In some operas, no matter how good the plot, it can all seem rather like it’s happening to one person. And in Ottone, Handel seems to direct every clever and cruel plot twist at Teofane, a beautiful Byzantine princess who we see suffering what can only be described as the worst day ever. Sent a portrait of the handsome Saxon king Ottone, she arrives full of excitement to marry him, only to find him (and his mother Adelaida) very different in the flesh: they are, in fact, Adelberto and Gismonda, imposters and Ottone’s enemies, trying to marry Teofane to secure her limitless gold for themselves.

Escaping their clutches during an attack by Ottone, she comes across her real fiancé comforting his cousin (in this production, his sister) Matilda, whom Teofane takes to be his mistress, running off in tears – straight back into the grasp of her evil would-be suitor Adelberto, and the corsair Emireno, who enthusiastically take her prisoner. Tricked, betrayed, and feeling abandoned, Teofane is so upset that when Emireno turns out to be her long-lost brother Basilio in disguise, when Adelberto is defeated, and when she is finally united with Ottone, she can still hardly believe it. Her final line is something worthy about having “learnt a great deal by all this suffering” – one feels she is also not too far from an outburst of tears, or even hysterics. Handel really puts Teofane through the mill.

Ottone was a great success for Handel in his lifetime, and the ravishing beauty of its music and exciting, dynamic plot shows us why. The consistently high production values of English Touring Opera, who make opera always beautiful but relevantly so, without facile aestheticism, breathe glorious life into Ottone, with a wonderful set, stunning costumes (particularly for Teofane) and fabulous singing – it may sound a trite list, but this production really has all three. James Conway directs with sensitive skill, picking out the raw human feelings and tortured family dynamics with unerring accuracy. Baroque opera is full of extraordinary, stylised emotions, but they can also, as here, feel realistic and moving. The set designs by takis [sic], part gilded and separated Byzantine dome, part oversized copper and verdigris diving-bell, is simple and effective, glowing with jewel-like colours and the soft sheen of gold; the mysterious cave by the water in which all the characters appear, but remain hidden from each other while they pour out their hearts into the darkness, is superbly evoked with shimmering light and smoke.

Jonathan Peter Kenny, conducting the Old Street Band, sets the music off in a vivacious mood which never falters. A positive sherbet of lovely ideas, Handel’s music as ever mixes a sense of elation with strains of deeper reflection, creating a mood at once playful and profound. Filled with rich, constantly evolving lines, Ottone is a satisfying and energising listen, exquisite in its arias and in ensemble moments (and duets, such as the gorgeous “Darkness falling” in Act II): some duets seem more like musical duels, as each melody tries to outdo the other in athletic, combative superlativism.

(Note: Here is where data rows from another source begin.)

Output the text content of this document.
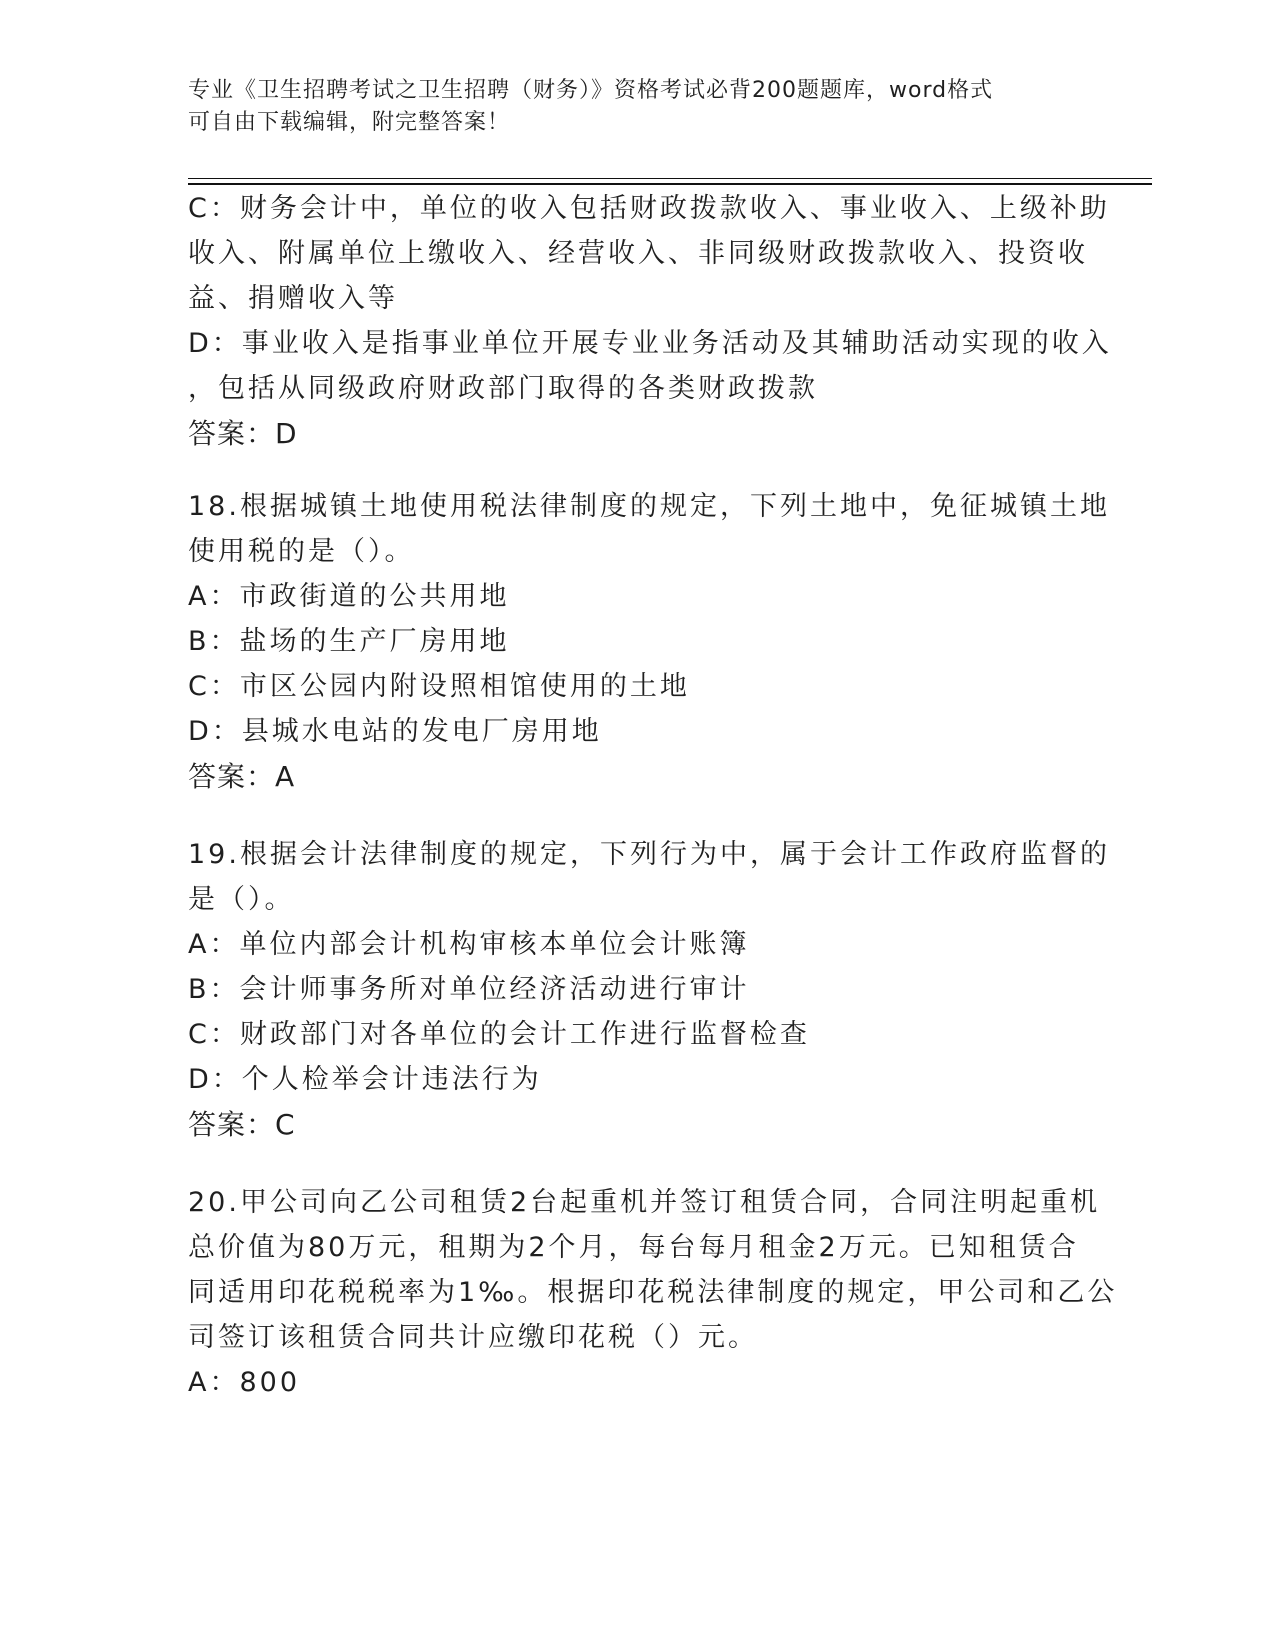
专业《卫生招聘考试之卫生招聘（财务）》资格考试必背200题题库，word格式
可自由下载编辑，附完整答案！
C：财务会计中，单位的收入包括财政拨款收入、事业收入、上级补助
收入、附属单位上缴收入、经营收入、非同级财政拨款收入、投资收
益、捐赠收入等
D：事业收入是指事业单位开展专业业务活动及其辅助活动实现的收入
，包括从同级政府财政部门取得的各类财政拨款
答案：D
18.根据城镇土地使用税法律制度的规定，下列土地中，免征城镇土地
使用税的是（）。
A：市政街道的公共用地
B：盐场的生产厂房用地
C：市区公园内附设照相馆使用的土地
D：县城水电站的发电厂房用地
答案：A
19.根据会计法律制度的规定，下列行为中，属于会计工作政府监督的
是（）。
A：单位内部会计机构审核本单位会计账簿
B：会计师事务所对单位经济活动进行审计
C：财政部门对各单位的会计工作进行监督检查
D：个人检举会计违法行为
答案：C
20.甲公司向乙公司租赁2台起重机并签订租赁合同，合同注明起重机
总价值为80万元，租期为2个月，每台每月租金2万元。已知租赁合
同适用印花税税率为1‰。根据印花税法律制度的规定，甲公司和乙公
司签订该租赁合同共计应缴印花税（）元。
A：800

Louise Kemeny is exceptionally graceful and elegant throughout as Teofane, the Byzantine princess. Teofane has a set of stellar arias, among which “Image clear and bright” and “Alone in lonely grief” stood out for me, Kemeny singing with a sense of purity and fabulous ornamentation. Kemeny brings naive vulnerability to Teofane, making us feel anxious for her throughout. Clint van der Linde sang Ottone with wonderful relish and reach, despite a heavy cold (which was superbly controlled); also skilled at stage fighting, he impresses on every level, breathtaking in “So much sadness”.

Gillian Webster is a redoubtable Gismonda, delivering her complex arias with complete mastery and style. Gismonda does not allow Webster as much scope as her wonderful title role portrayal of Handel’s Agrippina last year, but remains a manipulative mother to be reckoned with: her “Come, my son, return” is hauntingly soft. Andrew Radley gives us a believably petulant and immature Adelberto, disquietingly lascivious and inappropriate (kissing his mother on the mouth, sucking an appalled Teofane’s fingers), though I found his heavy facial makeup rather distracting.  

Rosie Aldridge is memorably expressive as Matilda, whose aria “How tender should I be?” cleverly tracks the oscillations of a broken heart from revulsion to passion – and back again. In places, Aldridge’s natural instinct for comedy threatens to jeopardise her characterisation: Matilda certainly has some shadows of Bridget Jones, but Handel’s plot is a delicate balance of emotions which also requires anguish and fierceness from Matilda. Aldridge is at her best in “Ah, you don’t know how much my heart sighs for his sorrow,” delivered with touching stillness and sincerity. Grant Doyle’s warm-voiced Emireno is a joy at all times, delivering his part with flair and wit, reassuring his sister in a luscious baritone which almost sounded like a brotherly hug after the two soaring countertenors.